There are 3 ways of intelligent design: 

  • biological engineering (human intervention on the biological level, the exemple of the rabbit). Geneticists have managed to isolate the genes responsible for mice monogamy. How long it will take to extend it to humans and therefore influence the social structures? Some speak about the recreation of a Neanderthal child. A future employer will be more than happy to hire a Neanderthal who would work as much as two Sapiens.
  • cyborg engineering (beings which combine organic and inorganic parts) Out of all the projects under development, the most revolutionary is the attempt to devise a direct two-way brain-computer interface  that will allow computers to read  the electrical signs of a human brain , simultaneously transmitting signals that the brain can read in turn. Intern-brain-net? 
  • engineering of in-organic life such as computer programs and computer viruses. The Brain Project, founded in 2005 received a grant of 1 billion from EU in 2013 with the attempt to reacreate the human brain inside a computer. If you want to explore more on the mighty future of technology, just watch Black Mirror series on Netflix. 
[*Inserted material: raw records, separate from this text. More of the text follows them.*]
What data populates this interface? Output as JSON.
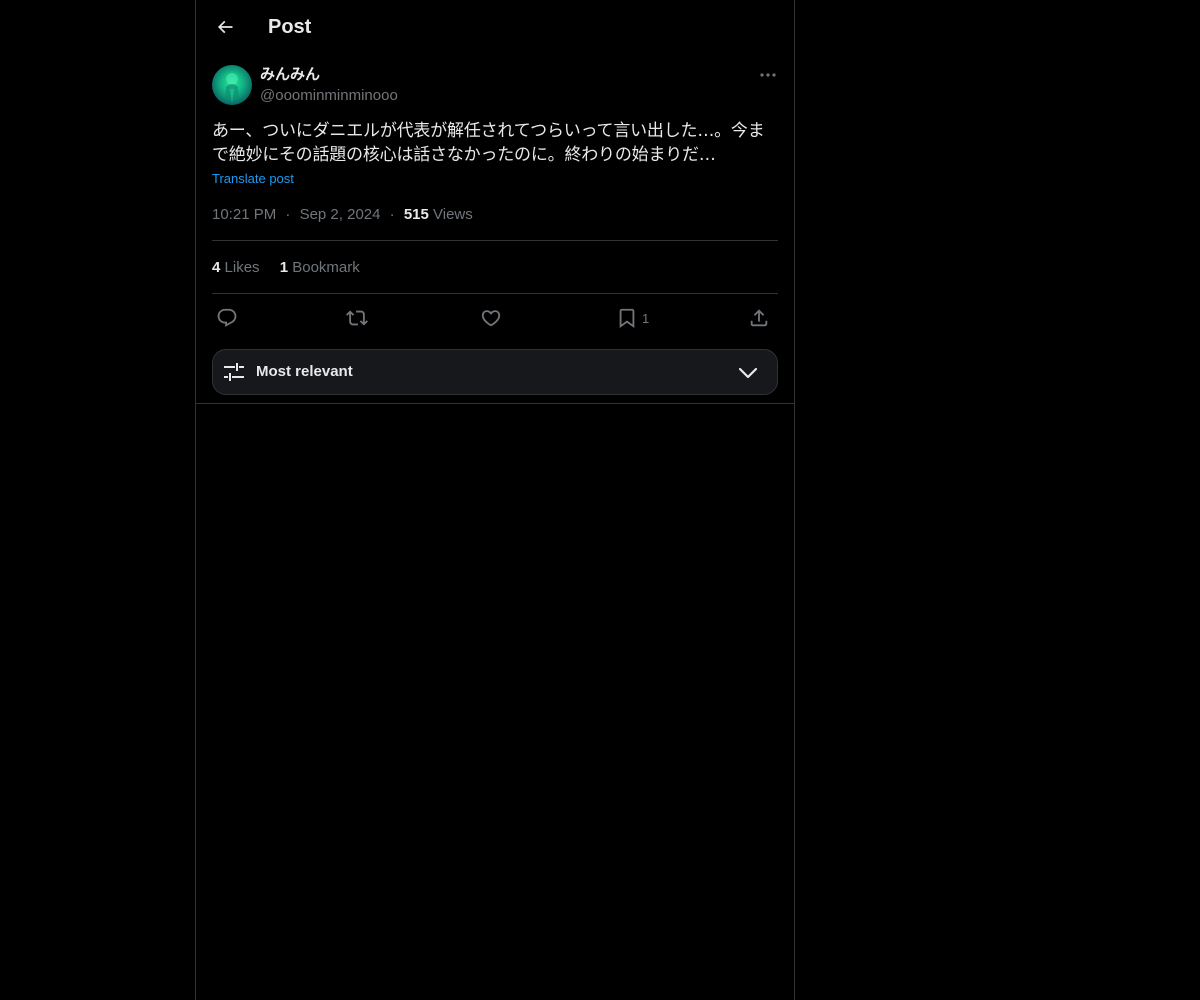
{
  "header": {
    "title": "Post",
    "back_icon": "arrow-left-icon"
  },
  "author": {
    "display_name": "みんみん",
    "handle": "@ooominminminooo",
    "avatar_icon": "avatar-image"
  },
  "post": {
    "text_line1": "あー、ついにダニエルが代表が解任されてつらいって言い出した…。今ま",
    "text_line2": "で絶妙にその話題の核心は話さなかったのに。終わりの始まりだ…",
    "translate_label": "Translate post",
    "time": "10:21 PM",
    "separator": "·",
    "date": "Sep 2, 2024",
    "views_count": "515",
    "views_label": "Views"
  },
  "stats": {
    "likes_count": "4",
    "likes_label": "Likes",
    "bookmarks_count": "1",
    "bookmarks_label": "Bookmark"
  },
  "actions": {
    "reply_icon": "reply-icon",
    "repost_icon": "repost-icon",
    "like_icon": "heart-icon",
    "bookmark_icon": "bookmark-icon",
    "bookmark_count": "1",
    "share_icon": "share-icon"
  },
  "sort": {
    "label": "Most relevant",
    "icon": "sliders-icon",
    "chevron": "chevron-down-icon"
  },
  "colors": {
    "background": "#000000",
    "text_primary": "#e7e9ea",
    "text_secondary": "#71767b",
    "link": "#1d9bf0",
    "border": "#2f3336",
    "sort_bar_bg": "#16181c"
  }
}
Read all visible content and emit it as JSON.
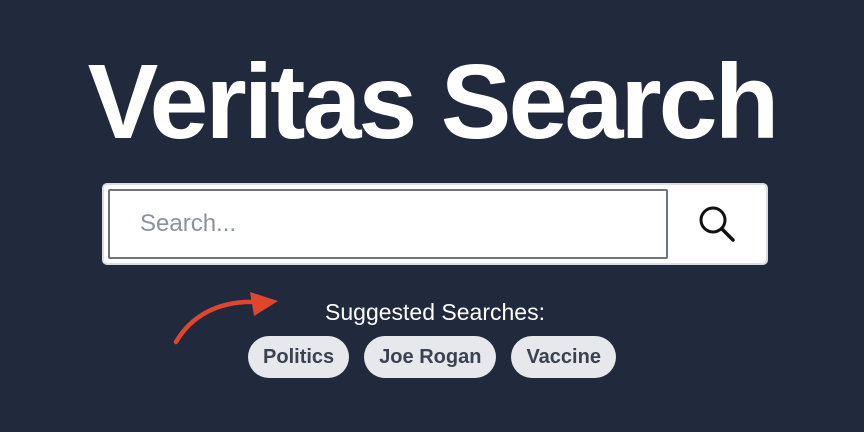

The conclusion of the whole book:

“Did we decrease the amount of suffering in the world? 

Is there anything more dangerous than dissastisfied and irresponsible gods who don’t know what they know?”

The most meaningful story of the book:

During the trainings for the Apollo 11 expedition, one astronaut met a Native American who was living in the area where they had their trainings.

The old man asked him what they were doing and he replied that they were part of a research expedition that would shortly travel to explore the moon. The man asked them for a favour, saying that the people of his tribe believed that holy spirits live on the moon, so he asked the astronaut to pass a special message. Later on, the astronaut discovered that the undeciperable message from the old man was: Do not believe a single word these people are telling you. They have come to steal your land.